EXCLUSIVE VIDEO: After expressing “some reluctance” to accept the historic plea deal that will send Midnight Rider director Randall Miller to county jail for two years, Georgia Circuit Court Judge Anthony Harrison handed down the first-ever felony sentences to filmmakers for an on-set death, as shown in this exclusive video above, shot for Deadline by Patricia Leon.
Harrison called the death of Sarah Jones, a camera assistant killed when a train barreled through the Midnight Rider set, “a tragic accident that could have been prevented.” That caused Harrison’s reluctance to accept the plea, he said.
Elaborating further for the benefit of Jones’ family gathered in the courtroom, the judge said, “I hope that this day will in some way contribute to your goal of sending a message to the film industry regarding safety and responsibility, and thereby giving some meaning to this tragedy.”
Miller’s sentence totaled 10 years, including two years in county jail in Georgia, eight years probation in California, a $20,000 fine and 360 hours of community service, to be served in California.
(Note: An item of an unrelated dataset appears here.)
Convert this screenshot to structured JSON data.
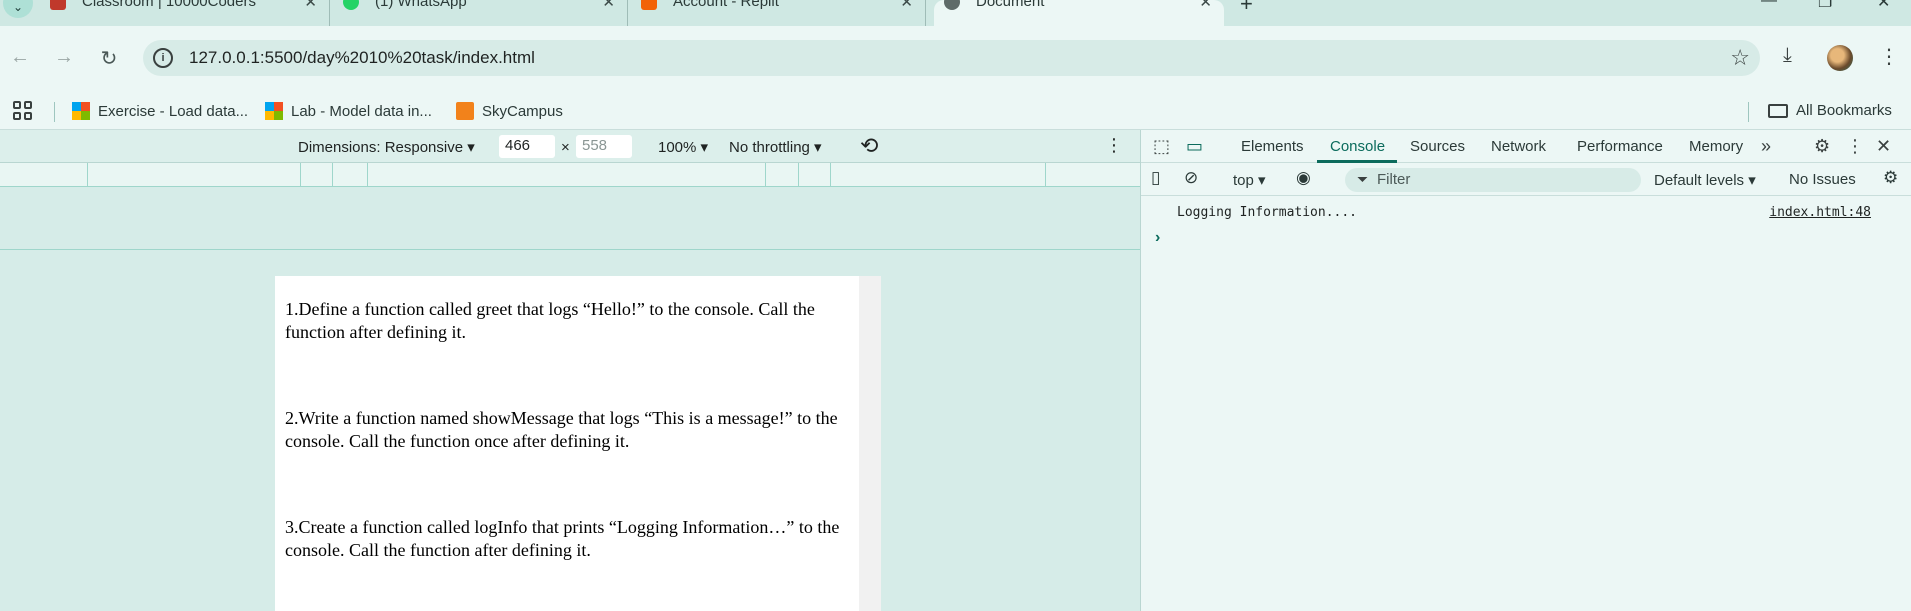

Harrison also sentenced Miller colleague Jay Sedrish to 10 years’ probation and a $10,000 fine. He banned both Sedrish and Miller from working as directors or assistant directors, or having control over set safety, for 10 years.
Charges against Miller’s wife, producer Jody Savin, were dismissed as part of the deal. Hillary Schwartz, the film’s first assistant director, has also accepted a plea deal and will be sentenced Tuesday.